Oui. Car elle lutte contre l’erreur et l’illusion. Grâce aux sciences cognitives, nous savons qu’il existe un lien entre la connaissance et l’émotion – laquelle peut changer notre perception. La pensée complexe pose la question : pourquoi l’erreur et l’illusion sont-elles liées ? En fait, elles font partie de la connaissance ! Et toute connaissance est une traduction suivie d’une reconstruction. Lorsque vous percevez un paysage, ce n’est pas une photographie que prennent vos yeux. Vos rétines sont frappées par des stimuli lumineux que transporte le nerf optique en un code binaire jusqu’au cerveau qui reconstruit une vision. Vous êtes une constance perceptive. Vous ne vous en rendez pas compte mais vous traduisez sans cesse. Vous êtes condamné à interpréter. Vous n’êtes jamais sûr que votre traduction, que votre reconstruction soient correctes. Les professions qui ont besoin de la pensée complexe sont celles où, plus qu’ailleurs, il y a incertitude, risque et besoin de comprendre. Un commerçant, un industriel ou un dirigeant d’entreprise doivent faire face à l’incertitude des marchés, de la concurrence ou des partenaires. La pensée complexe aide à affronter l’erreur, l’illusion, l’incertitude et le risque.

 

De quelle manière ?

Par exemple, elle tient compte de l’écologie de l’action. Lorsqu’on prend une décision, celle-ci peut se retourner contre soi. Un nouveau produit qu’on lance peut être un succès ou un échec. Toute décision est donc un pari. Avec la pensée complexe, on sait que l’inattendu arrive aussi souvent que l’attendu. C’est ce pari qui aide à bâtir des stratégies ! Comme l’art militaire qui se construit dans l’incertitude. Ensuite, la pensée complexe aide à comprendre les choses ou les gens sous leurs différentes facettes. C’est important, par exemple, pour savoir jusqu’où, dans les affaires, on peut aller avec telle personne.

 

La pensée complexe peut-elle enrichir l’enseignement ?
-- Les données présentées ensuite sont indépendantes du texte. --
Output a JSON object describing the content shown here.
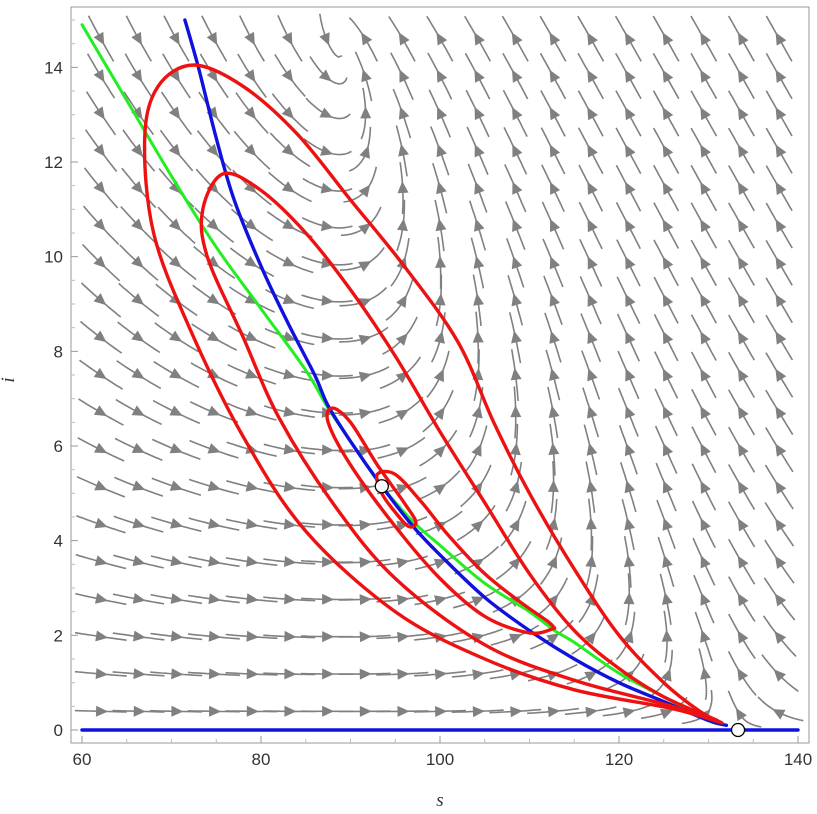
{
  "chart_data": {
    "type": "line",
    "title": "",
    "xlabel": "s",
    "ylabel": "i",
    "xlim": [
      60,
      140
    ],
    "ylim": [
      0,
      15
    ],
    "xticks": [
      60,
      80,
      100,
      120,
      140
    ],
    "yticks": [
      0,
      2,
      4,
      6,
      8,
      10,
      12,
      14
    ],
    "grid": false,
    "legend": "none",
    "colors": {
      "field": "#808080",
      "trajectory": "#ee1111",
      "green_curve": "#22ee22",
      "blue_curve": "#1111dd",
      "frame": "#999999"
    },
    "vector_field": {
      "x_range": [
        60,
        140
      ],
      "y_range": [
        0,
        15
      ],
      "x_steps": 19,
      "y_steps": 19,
      "beta": 0.0105,
      "gamma": 0.93,
      "birth": 40,
      "death": 0.3
    },
    "series": [
      {
        "id": "green",
        "points": [
          [
            60,
            14.9
          ],
          [
            65,
            13.3
          ],
          [
            70,
            11.7
          ],
          [
            75,
            10.2
          ],
          [
            80,
            8.9
          ],
          [
            85,
            7.6
          ],
          [
            87.5,
            6.8
          ],
          [
            90,
            6.1
          ],
          [
            93.5,
            5.15
          ],
          [
            97,
            4.4
          ],
          [
            100,
            3.9
          ],
          [
            105,
            3.1
          ],
          [
            110,
            2.5
          ],
          [
            112.8,
            2.1
          ],
          [
            115,
            1.85
          ],
          [
            120,
            1.2
          ],
          [
            125,
            0.7
          ],
          [
            130,
            0.2
          ],
          [
            132,
            0.1
          ]
        ]
      },
      {
        "id": "blue-curve",
        "points": [
          [
            71.5,
            15
          ],
          [
            73,
            14
          ],
          [
            75,
            12.5
          ],
          [
            77,
            11.2
          ],
          [
            80,
            9.8
          ],
          [
            83,
            8.6
          ],
          [
            86,
            7.5
          ],
          [
            87.5,
            6.85
          ],
          [
            90,
            6.1
          ],
          [
            93.5,
            5.15
          ],
          [
            97,
            4.3
          ],
          [
            100,
            3.7
          ],
          [
            105,
            2.8
          ],
          [
            110,
            2.1
          ],
          [
            115,
            1.5
          ],
          [
            120,
            1.0
          ],
          [
            125,
            0.6
          ],
          [
            130,
            0.2
          ],
          [
            132,
            0.1
          ]
        ]
      },
      {
        "id": "blue-axis",
        "points": [
          [
            60,
            0
          ],
          [
            140,
            0
          ]
        ]
      },
      {
        "id": "red-outer",
        "points": [
          [
            131.5,
            0.15
          ],
          [
            126,
            0.45
          ],
          [
            115,
            0.85
          ],
          [
            105,
            1.5
          ],
          [
            95,
            2.5
          ],
          [
            85,
            4.2
          ],
          [
            78,
            6.2
          ],
          [
            72,
            8.5
          ],
          [
            68,
            10.5
          ],
          [
            67,
            12.5
          ],
          [
            68.5,
            13.6
          ],
          [
            72.5,
            14.05
          ],
          [
            78,
            13.6
          ],
          [
            84,
            12.6
          ],
          [
            90,
            11.2
          ],
          [
            96,
            9.8
          ],
          [
            102,
            8.2
          ],
          [
            106,
            6.5
          ],
          [
            110,
            5.0
          ],
          [
            115,
            3.4
          ],
          [
            120,
            2.0
          ],
          [
            125,
            1.0
          ],
          [
            129,
            0.4
          ],
          [
            131.5,
            0.15
          ]
        ]
      },
      {
        "id": "red-middle",
        "points": [
          [
            131,
            0.2
          ],
          [
            125,
            0.55
          ],
          [
            115,
            1.05
          ],
          [
            105,
            1.8
          ],
          [
            95,
            3.2
          ],
          [
            88,
            4.8
          ],
          [
            82,
            6.6
          ],
          [
            78,
            8.3
          ],
          [
            74,
            10
          ],
          [
            73.5,
            11.0
          ],
          [
            75.8,
            11.75
          ],
          [
            80,
            11.4
          ],
          [
            85,
            10.5
          ],
          [
            90,
            9.3
          ],
          [
            95,
            7.9
          ],
          [
            100,
            6.3
          ],
          [
            105,
            4.8
          ],
          [
            110,
            3.3
          ],
          [
            115,
            2.1
          ],
          [
            120,
            1.3
          ],
          [
            125,
            0.7
          ],
          [
            131,
            0.2
          ]
        ]
      },
      {
        "id": "red-inner",
        "points": [
          [
            112.8,
            2.15
          ],
          [
            110,
            2.05
          ],
          [
            105,
            2.4
          ],
          [
            100,
            3.2
          ],
          [
            95,
            4.3
          ],
          [
            90,
            5.6
          ],
          [
            87.5,
            6.5
          ],
          [
            88,
            6.8
          ],
          [
            90,
            6.5
          ],
          [
            93,
            5.6
          ],
          [
            96,
            4.8
          ],
          [
            97.3,
            4.4
          ],
          [
            96.5,
            4.3
          ],
          [
            95,
            4.6
          ],
          [
            93.5,
            5.0
          ],
          [
            93,
            5.4
          ],
          [
            95,
            5.4
          ],
          [
            98,
            4.8
          ],
          [
            101,
            4.1
          ],
          [
            105,
            3.3
          ],
          [
            109,
            2.7
          ],
          [
            112,
            2.3
          ],
          [
            112.8,
            2.15
          ]
        ]
      }
    ],
    "equilibria": [
      {
        "s": 93.5,
        "i": 5.15
      },
      {
        "s": 133.3,
        "i": 0
      }
    ]
  }
}
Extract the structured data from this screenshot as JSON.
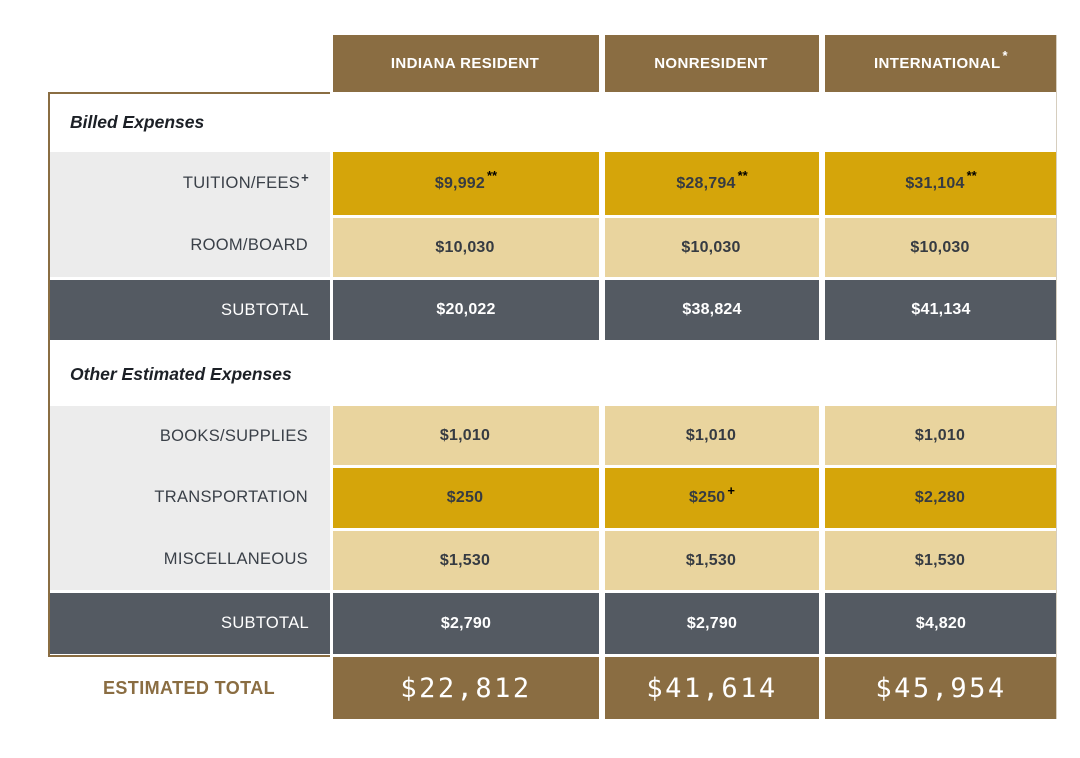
{
  "colors": {
    "brown": "#8a6d42",
    "gold": "#d5a50a",
    "tan": "#e9d49e",
    "label_gray": "#ececec",
    "slate": "#545a62",
    "text_dark": "#363b42",
    "border_brown": "#8a6d42"
  },
  "table": {
    "columns": [
      {
        "text": "INDIANA RESIDENT",
        "sup": ""
      },
      {
        "text": "NONRESIDENT",
        "sup": ""
      },
      {
        "text": "INTERNATIONAL",
        "sup": "*"
      }
    ],
    "sections": [
      {
        "title": "Billed Expenses",
        "rows": [
          {
            "label": {
              "text": "TUITION/FEES",
              "sup": "+"
            },
            "values": [
              {
                "text": "$9,992",
                "sup": "**"
              },
              {
                "text": "$28,794",
                "sup": "**"
              },
              {
                "text": "$31,104",
                "sup": "**"
              }
            ]
          },
          {
            "label": {
              "text": "ROOM/BOARD",
              "sup": ""
            },
            "values": [
              {
                "text": "$10,030",
                "sup": ""
              },
              {
                "text": "$10,030",
                "sup": ""
              },
              {
                "text": "$10,030",
                "sup": ""
              }
            ]
          }
        ],
        "subtotal": {
          "label": "SUBTOTAL",
          "values": [
            "$20,022",
            "$38,824",
            "$41,134"
          ]
        }
      },
      {
        "title": "Other Estimated Expenses",
        "rows": [
          {
            "label": {
              "text": "BOOKS/SUPPLIES",
              "sup": ""
            },
            "values": [
              {
                "text": "$1,010",
                "sup": ""
              },
              {
                "text": "$1,010",
                "sup": ""
              },
              {
                "text": "$1,010",
                "sup": ""
              }
            ]
          },
          {
            "label": {
              "text": "TRANSPORTATION",
              "sup": ""
            },
            "values": [
              {
                "text": "$250",
                "sup": ""
              },
              {
                "text": "$250",
                "sup": "+"
              },
              {
                "text": "$2,280",
                "sup": ""
              }
            ]
          },
          {
            "label": {
              "text": "MISCELLANEOUS",
              "sup": ""
            },
            "values": [
              {
                "text": "$1,530",
                "sup": ""
              },
              {
                "text": "$1,530",
                "sup": ""
              },
              {
                "text": "$1,530",
                "sup": ""
              }
            ]
          }
        ],
        "subtotal": {
          "label": "SUBTOTAL",
          "values": [
            "$2,790",
            "$2,790",
            "$4,820"
          ]
        }
      }
    ],
    "total": {
      "label": "ESTIMATED TOTAL",
      "values": [
        "$22,812",
        "$41,614",
        "$45,954"
      ]
    }
  }
}
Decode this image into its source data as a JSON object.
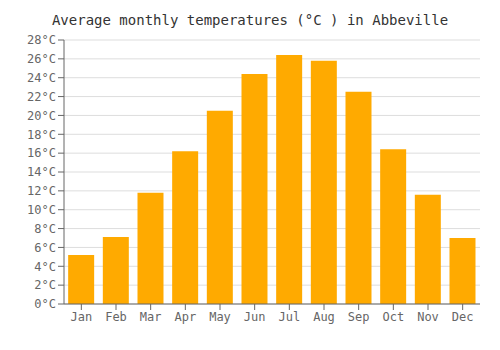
{
  "chart_data": {
    "type": "bar",
    "title": "Average monthly temperatures (°C ) in Abbeville",
    "categories": [
      "Jan",
      "Feb",
      "Mar",
      "Apr",
      "May",
      "Jun",
      "Jul",
      "Aug",
      "Sep",
      "Oct",
      "Nov",
      "Dec"
    ],
    "values": [
      5.2,
      7.1,
      11.8,
      16.2,
      20.5,
      24.4,
      26.4,
      25.8,
      22.5,
      16.4,
      11.6,
      7.0
    ],
    "color": "#FFAA00",
    "ylim": [
      0,
      28
    ],
    "yticks": [
      {
        "value": 0,
        "label": "0°C"
      },
      {
        "value": 2,
        "label": "2°C"
      },
      {
        "value": 4,
        "label": "4°C"
      },
      {
        "value": 6,
        "label": "6°C"
      },
      {
        "value": 8,
        "label": "8°C"
      },
      {
        "value": 10,
        "label": "10°C"
      },
      {
        "value": 12,
        "label": "12°C"
      },
      {
        "value": 14,
        "label": "14°C"
      },
      {
        "value": 16,
        "label": "16°C"
      },
      {
        "value": 18,
        "label": "18°C"
      },
      {
        "value": 20,
        "label": "20°C"
      },
      {
        "value": 22,
        "label": "22°C"
      },
      {
        "value": 24,
        "label": "24°C"
      },
      {
        "value": 26,
        "label": "26°C"
      },
      {
        "value": 28,
        "label": "28°C"
      }
    ],
    "grid": true
  }
}
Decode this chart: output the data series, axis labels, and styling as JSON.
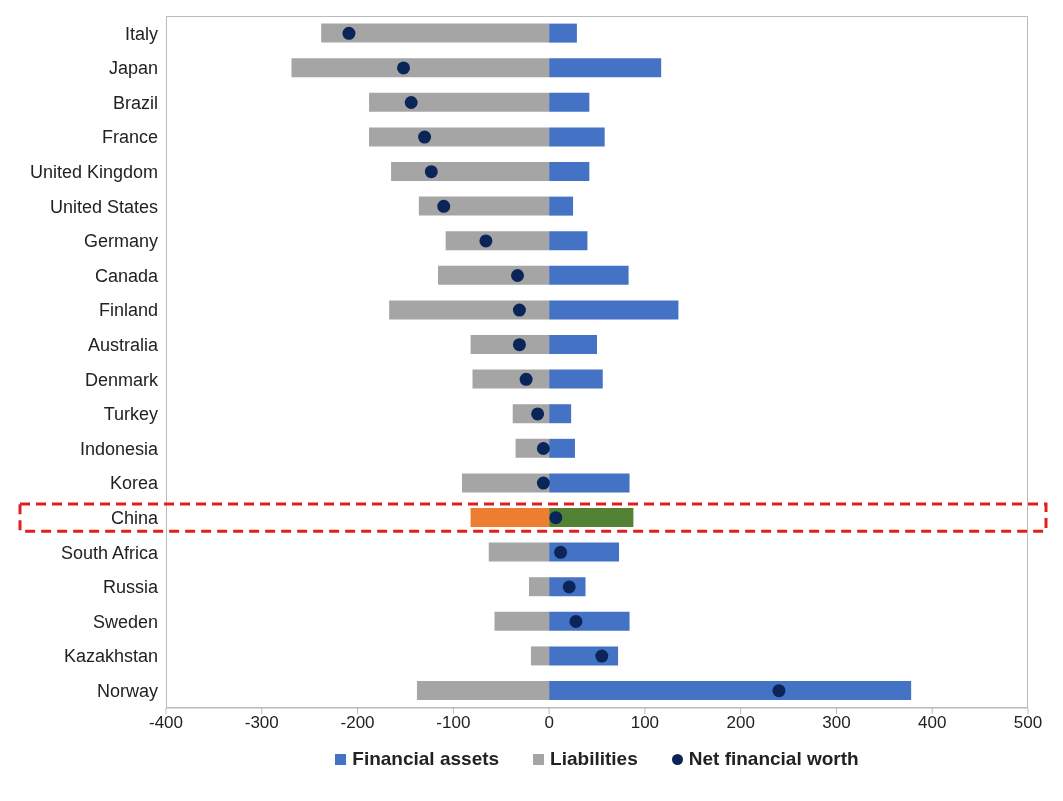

L’enseignement est ma grande préoccupation ! La tâche de vouloir le réformer en profondeur a été définie par Jean-Jacques Rousseau : enseigner à vivre. Bien sûr, l’histoire, la géographie, les lettres, les sciences… tout cela est nécessaire. Mais on oublie de dire que la connaissance est sujette à l’incertitude et à l’erreur. De même, il serait souhaitable d’apprendre à gérer l’incertitude car chaque vie, chaque projet, chaque entreprise est une aventure. L’incertitude est consubstantielle à la vie. De même, il conviendrait d’enseigner la connaissance pertinente, c’est-à-dire voir les choses dans leur contexte en les regardant sous leurs différentes facettes, en dépassant l’attitude partisane ou binaire (bon/mauvais, gentil/méchant…). Ensuite, il est important d’enseigner ce qu’est l’être humain. Toutes ces réflexions devraient amener à une révolution dans l’enseignement.

 

Avec le transhumanisme et le post-humanisme de Google et son projet de nanorobots intracérébraux branchés sur nos neurones, l’humanité a-t-elle encore un avenir ?

En matière de biologie, il y a des surprises. Par exemple, la découverte de cellules souches chez l’adulte. D’où l’idée du transhumanisme qui, à l’instar du post-humanisme, veut prolonger la vie, voire nous faire accéder à l’immortalité. Je ne crois pas à cette idée d’immortalité. Nous restons dans un combat perpétuel contre la mort : les bactéries, les virus mutants… Tout ce monde-là est loin d’être éliminé ! L’humanité deviendra-t-elle meilleure ? Peut-être mais avec tellement de risques de destruction… Et c’est là le problème : maîtriser cette évolution. Nous devons réfléchir alors que nous sommes des somnambules.